Of course the easiest routes cross your mind first. I considered selling my medication to stay afloat, but found that pill too hard to swallow. It was too morally incomprehensible and Who wants to invite that element into their lives?
I searched the internet for help. I've always been able to find funds. We can call them "cancer scholarships." I received one from The Cameron Seimers Life Hope Foundation for $5000. I also received co-pay assistance from the LLF for a year before it went bankrupt to the tune of $2600.
It was clear even with the help I'd found, I was using a spoon to bail out a sinking ship.
Here I thought about getting creative with assets, placing things in my parents or childs name. I needed to own nothing, or little.
I thought about relocating to Mass.

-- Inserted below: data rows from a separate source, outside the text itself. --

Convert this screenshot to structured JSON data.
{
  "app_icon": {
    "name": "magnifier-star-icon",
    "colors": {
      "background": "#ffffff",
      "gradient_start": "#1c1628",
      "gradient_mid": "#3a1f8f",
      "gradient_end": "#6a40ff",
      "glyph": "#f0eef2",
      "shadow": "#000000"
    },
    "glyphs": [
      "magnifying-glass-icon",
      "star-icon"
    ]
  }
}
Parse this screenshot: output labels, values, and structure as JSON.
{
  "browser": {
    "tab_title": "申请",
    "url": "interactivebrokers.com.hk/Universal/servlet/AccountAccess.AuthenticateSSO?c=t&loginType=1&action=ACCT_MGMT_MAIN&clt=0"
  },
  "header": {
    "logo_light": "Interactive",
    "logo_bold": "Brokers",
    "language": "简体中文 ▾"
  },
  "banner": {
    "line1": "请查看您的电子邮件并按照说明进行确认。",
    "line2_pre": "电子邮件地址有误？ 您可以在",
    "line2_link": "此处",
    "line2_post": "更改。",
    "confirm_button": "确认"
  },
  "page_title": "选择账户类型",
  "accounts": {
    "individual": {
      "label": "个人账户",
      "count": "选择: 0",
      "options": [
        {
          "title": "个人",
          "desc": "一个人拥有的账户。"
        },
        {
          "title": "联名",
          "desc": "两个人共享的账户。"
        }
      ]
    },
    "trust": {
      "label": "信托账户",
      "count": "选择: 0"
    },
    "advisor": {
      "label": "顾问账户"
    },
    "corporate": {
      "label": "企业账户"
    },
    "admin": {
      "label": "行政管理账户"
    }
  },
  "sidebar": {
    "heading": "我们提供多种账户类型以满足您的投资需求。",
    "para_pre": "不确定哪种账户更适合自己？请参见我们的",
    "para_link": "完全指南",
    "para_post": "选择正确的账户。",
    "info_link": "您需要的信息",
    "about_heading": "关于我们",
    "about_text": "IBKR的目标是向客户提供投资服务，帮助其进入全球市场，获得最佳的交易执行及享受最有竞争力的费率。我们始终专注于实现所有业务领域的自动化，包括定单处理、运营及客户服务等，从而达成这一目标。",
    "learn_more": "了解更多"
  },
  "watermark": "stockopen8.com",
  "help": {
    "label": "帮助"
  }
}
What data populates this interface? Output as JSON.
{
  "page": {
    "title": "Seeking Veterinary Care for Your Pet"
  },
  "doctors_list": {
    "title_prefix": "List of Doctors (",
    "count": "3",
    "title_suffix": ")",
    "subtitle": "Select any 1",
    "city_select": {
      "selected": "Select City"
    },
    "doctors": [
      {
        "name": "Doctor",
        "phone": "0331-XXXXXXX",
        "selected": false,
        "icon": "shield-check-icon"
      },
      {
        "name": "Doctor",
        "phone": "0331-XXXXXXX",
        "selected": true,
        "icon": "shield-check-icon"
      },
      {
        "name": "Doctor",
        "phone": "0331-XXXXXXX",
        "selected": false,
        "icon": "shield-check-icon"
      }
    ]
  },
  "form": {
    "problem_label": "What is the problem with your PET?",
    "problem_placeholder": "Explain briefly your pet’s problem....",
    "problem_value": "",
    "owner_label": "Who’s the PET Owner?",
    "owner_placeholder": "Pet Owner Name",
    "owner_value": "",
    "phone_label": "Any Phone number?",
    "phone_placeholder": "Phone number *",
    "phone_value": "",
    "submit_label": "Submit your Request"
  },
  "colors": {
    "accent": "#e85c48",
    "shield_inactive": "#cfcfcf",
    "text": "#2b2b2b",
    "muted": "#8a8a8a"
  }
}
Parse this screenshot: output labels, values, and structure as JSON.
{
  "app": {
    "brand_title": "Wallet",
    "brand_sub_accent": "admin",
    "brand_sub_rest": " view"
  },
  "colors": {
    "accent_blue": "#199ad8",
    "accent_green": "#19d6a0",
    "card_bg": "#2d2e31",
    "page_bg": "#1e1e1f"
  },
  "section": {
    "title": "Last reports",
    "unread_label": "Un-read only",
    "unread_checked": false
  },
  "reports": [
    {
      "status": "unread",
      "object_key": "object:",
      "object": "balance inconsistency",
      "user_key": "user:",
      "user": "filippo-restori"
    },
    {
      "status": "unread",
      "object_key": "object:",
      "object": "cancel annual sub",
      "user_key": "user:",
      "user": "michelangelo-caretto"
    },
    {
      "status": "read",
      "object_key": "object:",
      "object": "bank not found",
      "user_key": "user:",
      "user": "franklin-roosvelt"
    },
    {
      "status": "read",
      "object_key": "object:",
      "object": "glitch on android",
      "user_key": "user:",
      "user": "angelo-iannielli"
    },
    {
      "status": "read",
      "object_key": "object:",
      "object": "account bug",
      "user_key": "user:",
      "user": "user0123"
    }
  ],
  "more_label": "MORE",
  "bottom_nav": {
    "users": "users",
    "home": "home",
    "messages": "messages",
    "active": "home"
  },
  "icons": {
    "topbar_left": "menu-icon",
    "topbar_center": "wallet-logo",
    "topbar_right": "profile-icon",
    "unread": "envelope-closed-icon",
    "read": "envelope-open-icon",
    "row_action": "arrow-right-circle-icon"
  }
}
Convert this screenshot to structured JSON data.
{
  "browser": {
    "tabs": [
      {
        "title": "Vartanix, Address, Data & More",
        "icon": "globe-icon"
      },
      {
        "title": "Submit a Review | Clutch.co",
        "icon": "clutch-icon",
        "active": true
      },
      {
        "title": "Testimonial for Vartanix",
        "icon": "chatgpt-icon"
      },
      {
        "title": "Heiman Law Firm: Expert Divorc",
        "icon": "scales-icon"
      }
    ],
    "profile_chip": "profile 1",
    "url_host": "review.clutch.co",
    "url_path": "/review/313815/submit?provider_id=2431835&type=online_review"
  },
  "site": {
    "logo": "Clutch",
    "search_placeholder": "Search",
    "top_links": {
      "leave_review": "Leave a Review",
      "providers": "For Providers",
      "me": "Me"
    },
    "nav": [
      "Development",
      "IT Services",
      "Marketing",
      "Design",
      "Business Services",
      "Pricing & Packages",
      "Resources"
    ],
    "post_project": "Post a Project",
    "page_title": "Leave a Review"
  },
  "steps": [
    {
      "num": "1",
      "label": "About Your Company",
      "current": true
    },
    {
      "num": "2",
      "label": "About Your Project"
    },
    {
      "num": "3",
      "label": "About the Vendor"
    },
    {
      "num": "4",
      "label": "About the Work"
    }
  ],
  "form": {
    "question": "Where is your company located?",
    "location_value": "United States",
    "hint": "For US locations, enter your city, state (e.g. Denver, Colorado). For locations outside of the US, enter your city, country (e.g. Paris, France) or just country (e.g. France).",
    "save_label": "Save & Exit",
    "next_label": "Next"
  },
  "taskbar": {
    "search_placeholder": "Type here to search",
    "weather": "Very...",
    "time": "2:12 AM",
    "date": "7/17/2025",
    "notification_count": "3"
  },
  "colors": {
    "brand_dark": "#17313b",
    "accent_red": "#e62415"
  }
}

Or at least establishing residency with my sister where there are more insurance options.
I also considered "partnering" with a pharmaceutical or research company, such as Genzyme, who would help with costs in return for my health information.
Nothing was enough.
When times got desperate, I even considered using my twins identity (with her permission) so I didn't have to pay out of pocket for medications.
My communities' rallied around me, throwing me fundraisers from Claremont/Charlestown to NY and Boston. We had yard sales, bake sales, and bracelet sales.
My Aunt B, a financial advocate, came to my rescue battling the insurance company for coverage they contractually owed instead of cost shifting to me. She spends, on average 3-4 hours weekly, advocating on my behalf so I don't pay above and beyond my $6000 deductible, my 80/20 co-insurance, co-pays, etc.
Her assistance is priceless, but I still tore through the $35,000 raised moving to Boston for my transplant, living in a hotel, eating my special diet, traveling back and forth, paying medication and visit co-pays. My monthly med co-pays reached more than $250 during this time. I saw my specialist at least twice weekly at $25 each for a year.
During this time, I spent little on luxury for myself. Eating out was forbidden. Leaving my safe isolation was forbidden. Feeling "ok" just months after transplant I tried to work for Five Eagles Design, Vic's Eco-Friendly building business, but I didn't have the energy or health to be consistent.
When my cancer returned, I desperately wanted to try alternatives. I searched the world for the most effective treatments for my disease, but after discussing the options with my family, we decided to save ourselves financially and remain close to home.
Even healthy food was too expensive and hard to come by.
Finally, after almost 5 years of struggling, I've thrown up my hands. I'm lucky for the social security and medicare I receive. These have been the most consistent programs. They've kept me alive. I know now what I can control and can not. I only hope no one else has to struggle with wondering what to do if it was their life, their parent's, or worse their child's life being threatened.